Beneficiadas pelos bons ventos da expansão econômica, as duas cidades junto ao Rio Paraíba do Sul têm atraído uma leva de forasteiros em busca de oportunidades. Desde 1996, quando se tornou um município independente, Porto Real viu o número de moradores aumentar 37%. Resende, um centro regional já consolidado, cresceu 14% nos últimos treze anos, mas deverá ter uma população 50% maior até 2020. Nascido em Caxias do Sul, o gaúcho Bruno Balbinot, 29 anos, chegou a Resende ainda adolescente, em 2001. Foi quando sua família decidiu deixar o Rio Grande do Sul para fundar uma pequena empresa especializada em equipar os modelos básicos de caminhões que saíam das linhas de montagem da Volkswagen. Em dez anos, o quadro de funcionários da fábrica saltou de quinze para 250 pessoas. Hoje, Balbinot, na posição de diretor, planeja uma expansão que exigirá investimentos de 20 milhões de reais nos próximos dois anos. “No começo foi difícil convencer toda a família a se mudar. Mas agora ninguém pensa em sair de Resende”, compara ele, que mora na cidade com os pais e três irmãos. Além dos negócios ali, a família do empresário mantém um apartamento no Rio, no Arpoador, praia onde ele surfa nos fins de semana. Eventualmente, Balbinot quebra a rotina em Angra dos Reis. “Aqui fico no meio do caminho entre esses dois lugares incríveis”, comemora.

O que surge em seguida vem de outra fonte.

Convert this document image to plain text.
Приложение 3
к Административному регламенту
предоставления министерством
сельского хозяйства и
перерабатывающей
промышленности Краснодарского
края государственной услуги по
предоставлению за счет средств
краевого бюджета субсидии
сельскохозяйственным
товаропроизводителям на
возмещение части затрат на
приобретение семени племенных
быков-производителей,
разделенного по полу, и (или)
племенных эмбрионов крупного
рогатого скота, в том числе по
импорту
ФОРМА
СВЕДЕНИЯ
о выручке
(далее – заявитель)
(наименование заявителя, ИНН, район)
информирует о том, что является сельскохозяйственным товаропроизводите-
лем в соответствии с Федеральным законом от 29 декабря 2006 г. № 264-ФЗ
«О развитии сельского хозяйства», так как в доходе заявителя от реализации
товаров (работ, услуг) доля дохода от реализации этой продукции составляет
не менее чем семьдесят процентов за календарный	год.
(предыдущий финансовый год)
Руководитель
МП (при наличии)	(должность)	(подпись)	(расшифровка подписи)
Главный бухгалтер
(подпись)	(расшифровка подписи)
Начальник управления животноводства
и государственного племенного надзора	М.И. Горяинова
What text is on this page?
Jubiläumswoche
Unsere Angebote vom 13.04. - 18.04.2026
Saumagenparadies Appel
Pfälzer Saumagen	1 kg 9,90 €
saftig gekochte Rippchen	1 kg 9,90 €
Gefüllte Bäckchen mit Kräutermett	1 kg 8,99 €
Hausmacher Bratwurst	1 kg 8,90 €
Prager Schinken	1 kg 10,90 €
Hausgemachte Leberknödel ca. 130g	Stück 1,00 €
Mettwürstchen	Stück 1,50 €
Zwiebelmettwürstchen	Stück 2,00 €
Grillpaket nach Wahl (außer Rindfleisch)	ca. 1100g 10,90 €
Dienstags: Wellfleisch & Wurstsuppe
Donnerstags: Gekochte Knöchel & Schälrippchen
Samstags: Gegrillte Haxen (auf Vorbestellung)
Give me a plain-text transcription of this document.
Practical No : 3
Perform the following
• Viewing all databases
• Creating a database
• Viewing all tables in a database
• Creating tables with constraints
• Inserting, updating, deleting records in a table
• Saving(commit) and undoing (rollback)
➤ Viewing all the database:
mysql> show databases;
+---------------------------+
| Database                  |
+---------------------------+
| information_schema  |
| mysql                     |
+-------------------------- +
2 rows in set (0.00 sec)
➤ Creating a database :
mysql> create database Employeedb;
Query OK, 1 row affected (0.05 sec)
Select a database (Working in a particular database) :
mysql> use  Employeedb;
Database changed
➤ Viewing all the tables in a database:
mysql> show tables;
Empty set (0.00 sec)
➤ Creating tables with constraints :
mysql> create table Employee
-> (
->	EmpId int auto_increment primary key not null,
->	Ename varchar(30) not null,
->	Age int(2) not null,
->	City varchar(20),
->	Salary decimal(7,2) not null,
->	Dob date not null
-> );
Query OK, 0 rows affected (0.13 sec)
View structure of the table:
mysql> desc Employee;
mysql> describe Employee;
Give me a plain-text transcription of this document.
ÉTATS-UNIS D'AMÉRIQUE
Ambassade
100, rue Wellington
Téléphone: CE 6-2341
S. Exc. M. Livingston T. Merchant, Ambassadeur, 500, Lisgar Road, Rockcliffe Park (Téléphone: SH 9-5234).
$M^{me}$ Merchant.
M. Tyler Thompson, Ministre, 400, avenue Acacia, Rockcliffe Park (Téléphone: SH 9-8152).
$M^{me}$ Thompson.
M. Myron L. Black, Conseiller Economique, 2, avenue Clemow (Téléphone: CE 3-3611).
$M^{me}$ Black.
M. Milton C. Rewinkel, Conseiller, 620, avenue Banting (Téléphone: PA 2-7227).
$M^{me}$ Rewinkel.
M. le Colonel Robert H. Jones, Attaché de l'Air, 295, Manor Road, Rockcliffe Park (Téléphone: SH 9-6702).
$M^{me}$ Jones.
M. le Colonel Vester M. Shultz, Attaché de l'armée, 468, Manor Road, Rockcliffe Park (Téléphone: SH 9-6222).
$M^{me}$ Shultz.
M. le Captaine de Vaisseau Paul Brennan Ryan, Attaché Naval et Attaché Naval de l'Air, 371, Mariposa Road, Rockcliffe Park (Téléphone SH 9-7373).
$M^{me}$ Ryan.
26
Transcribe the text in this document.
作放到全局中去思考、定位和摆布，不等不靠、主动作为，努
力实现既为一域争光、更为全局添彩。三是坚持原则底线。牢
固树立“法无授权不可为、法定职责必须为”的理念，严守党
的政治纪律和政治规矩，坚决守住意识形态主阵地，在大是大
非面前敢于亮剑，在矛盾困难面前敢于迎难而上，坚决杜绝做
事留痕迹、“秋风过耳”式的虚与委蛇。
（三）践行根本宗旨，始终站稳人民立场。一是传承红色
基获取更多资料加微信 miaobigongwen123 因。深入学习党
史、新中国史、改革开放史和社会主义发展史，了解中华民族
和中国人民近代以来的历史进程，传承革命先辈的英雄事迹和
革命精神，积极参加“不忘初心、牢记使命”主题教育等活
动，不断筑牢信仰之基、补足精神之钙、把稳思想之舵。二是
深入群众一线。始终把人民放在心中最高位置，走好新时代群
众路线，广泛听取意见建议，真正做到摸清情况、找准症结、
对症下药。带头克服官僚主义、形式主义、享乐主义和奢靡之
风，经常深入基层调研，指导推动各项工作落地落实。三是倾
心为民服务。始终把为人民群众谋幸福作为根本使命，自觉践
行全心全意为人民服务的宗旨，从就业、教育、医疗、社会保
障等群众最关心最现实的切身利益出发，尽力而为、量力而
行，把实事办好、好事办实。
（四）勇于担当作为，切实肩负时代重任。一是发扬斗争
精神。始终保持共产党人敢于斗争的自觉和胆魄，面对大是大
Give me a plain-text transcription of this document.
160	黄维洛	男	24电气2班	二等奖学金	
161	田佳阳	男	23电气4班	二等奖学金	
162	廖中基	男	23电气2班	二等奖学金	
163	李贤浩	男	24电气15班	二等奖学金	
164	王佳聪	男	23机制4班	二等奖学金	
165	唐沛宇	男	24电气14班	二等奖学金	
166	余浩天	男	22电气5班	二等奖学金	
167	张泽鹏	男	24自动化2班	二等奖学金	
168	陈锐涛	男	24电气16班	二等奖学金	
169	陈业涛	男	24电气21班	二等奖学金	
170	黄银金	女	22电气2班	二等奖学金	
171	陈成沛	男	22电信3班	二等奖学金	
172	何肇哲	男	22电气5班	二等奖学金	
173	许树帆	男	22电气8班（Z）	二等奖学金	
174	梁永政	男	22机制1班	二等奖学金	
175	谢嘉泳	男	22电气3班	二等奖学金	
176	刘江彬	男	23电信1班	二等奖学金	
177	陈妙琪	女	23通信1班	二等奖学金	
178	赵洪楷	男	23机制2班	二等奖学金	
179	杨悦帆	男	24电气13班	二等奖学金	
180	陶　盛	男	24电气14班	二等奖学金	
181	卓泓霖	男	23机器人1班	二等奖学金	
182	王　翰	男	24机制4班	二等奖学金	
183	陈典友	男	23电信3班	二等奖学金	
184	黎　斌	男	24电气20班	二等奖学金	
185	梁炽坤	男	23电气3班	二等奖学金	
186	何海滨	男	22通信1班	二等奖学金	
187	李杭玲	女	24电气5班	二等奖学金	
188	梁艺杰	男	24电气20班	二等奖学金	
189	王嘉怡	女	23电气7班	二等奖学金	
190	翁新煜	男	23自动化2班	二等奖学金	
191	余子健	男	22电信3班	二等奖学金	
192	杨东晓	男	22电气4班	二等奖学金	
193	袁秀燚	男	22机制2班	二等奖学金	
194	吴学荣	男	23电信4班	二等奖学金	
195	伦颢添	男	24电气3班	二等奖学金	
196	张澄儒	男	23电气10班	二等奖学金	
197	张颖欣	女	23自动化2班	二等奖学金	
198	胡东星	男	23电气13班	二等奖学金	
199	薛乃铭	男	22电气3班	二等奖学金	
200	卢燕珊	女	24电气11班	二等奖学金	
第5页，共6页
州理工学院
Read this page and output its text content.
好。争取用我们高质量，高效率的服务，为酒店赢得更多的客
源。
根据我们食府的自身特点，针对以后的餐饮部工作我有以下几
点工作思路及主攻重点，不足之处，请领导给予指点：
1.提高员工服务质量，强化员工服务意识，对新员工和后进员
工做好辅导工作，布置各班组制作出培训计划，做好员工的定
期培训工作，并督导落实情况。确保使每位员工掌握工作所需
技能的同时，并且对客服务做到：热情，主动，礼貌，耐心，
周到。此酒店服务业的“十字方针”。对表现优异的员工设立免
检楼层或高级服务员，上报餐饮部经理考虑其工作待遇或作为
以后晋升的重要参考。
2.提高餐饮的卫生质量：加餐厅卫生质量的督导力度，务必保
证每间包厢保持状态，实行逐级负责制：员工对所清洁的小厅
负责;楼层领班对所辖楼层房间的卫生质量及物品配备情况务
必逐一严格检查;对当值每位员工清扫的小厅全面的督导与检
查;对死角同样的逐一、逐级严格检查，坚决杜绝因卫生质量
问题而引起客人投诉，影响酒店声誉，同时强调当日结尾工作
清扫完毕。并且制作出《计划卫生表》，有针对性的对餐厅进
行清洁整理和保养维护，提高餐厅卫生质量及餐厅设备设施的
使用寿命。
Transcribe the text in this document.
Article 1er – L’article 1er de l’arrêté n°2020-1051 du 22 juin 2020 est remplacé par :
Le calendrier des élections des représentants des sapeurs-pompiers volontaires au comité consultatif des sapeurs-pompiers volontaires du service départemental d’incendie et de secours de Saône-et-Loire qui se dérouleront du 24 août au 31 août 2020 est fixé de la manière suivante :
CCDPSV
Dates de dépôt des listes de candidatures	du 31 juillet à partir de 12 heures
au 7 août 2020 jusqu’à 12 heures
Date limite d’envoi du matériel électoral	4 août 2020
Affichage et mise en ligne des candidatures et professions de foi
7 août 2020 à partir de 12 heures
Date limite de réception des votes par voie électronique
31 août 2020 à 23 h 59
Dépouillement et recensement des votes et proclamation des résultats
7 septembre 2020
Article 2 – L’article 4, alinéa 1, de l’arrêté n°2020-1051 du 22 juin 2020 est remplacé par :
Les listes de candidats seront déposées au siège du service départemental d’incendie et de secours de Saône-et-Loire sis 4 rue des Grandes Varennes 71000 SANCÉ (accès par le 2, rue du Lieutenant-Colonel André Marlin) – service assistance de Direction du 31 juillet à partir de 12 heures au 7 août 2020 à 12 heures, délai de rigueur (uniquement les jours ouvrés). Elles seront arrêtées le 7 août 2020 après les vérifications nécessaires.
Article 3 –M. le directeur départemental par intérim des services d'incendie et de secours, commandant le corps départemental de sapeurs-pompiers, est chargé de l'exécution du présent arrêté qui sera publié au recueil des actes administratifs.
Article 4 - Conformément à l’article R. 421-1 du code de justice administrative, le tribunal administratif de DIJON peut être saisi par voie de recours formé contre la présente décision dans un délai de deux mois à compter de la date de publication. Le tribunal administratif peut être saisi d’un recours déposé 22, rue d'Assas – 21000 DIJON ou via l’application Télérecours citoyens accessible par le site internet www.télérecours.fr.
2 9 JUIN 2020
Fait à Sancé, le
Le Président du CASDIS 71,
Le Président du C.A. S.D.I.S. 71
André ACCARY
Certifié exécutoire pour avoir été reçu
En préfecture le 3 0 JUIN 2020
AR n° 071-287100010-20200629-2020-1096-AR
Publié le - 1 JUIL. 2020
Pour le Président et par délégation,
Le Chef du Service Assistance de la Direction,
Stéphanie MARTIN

O sul fluminense não é a única região que cresce no Rio. Impulsionadas pela indústria do petróleo, Macaé, Campos e Rio das Ostras também apresentam forte ciclo de expansão. No entanto, a área de Porto Real e Resende apresenta características distintas daquelas dos municípios mais ao norte. Nela, busca-se juntar o planejamento ao crescimento. Mesmo com o frenesi imobiliário, não se assiste ao inchaço de favelas que ocorre nas outras localidades. Os índices de criminalidade continuam baixos ? Macaé, por sua vez, é a quinta cidade mais violenta do estado. Para que Resende se mantenha no rumo certo, a prefeitura criou um conselho que conta com especialistas da PUC, da Uerj, da Petrobras e da sociedade civil. Já Porto Real recebe consultoria da Fundação Getulio Vargas para manter o equilíbrio entre o crescimento e a qualidade de vida. Quem acompanha de perto as mudanças é só elogios. “Sou de um tempo em que, para viver aqui com conforto, era preciso ter um gerador de eletricidade”, recorda o empresário Michel Arbex, 70 anos. Investidor do ramo imobiliário, ele soube tirar proveito da boa fase e amealhou um vasto patrimônio, que inclui imóveis, uma construtora e um hotel. É dono ainda de um apartamento em Ipanema, destinado aos fins de semana. Mas gosta mesmo é de passear em Paris, para onde vai com menor frequência do que desejaria. “Já pensei em me aposentar, mas sempre adio a decisão, tantas são as oportunidades de negócio que aparecem”, diz. Afinal de contas, com o interior fluminense bombando, a Champs-Elysées pode esperar.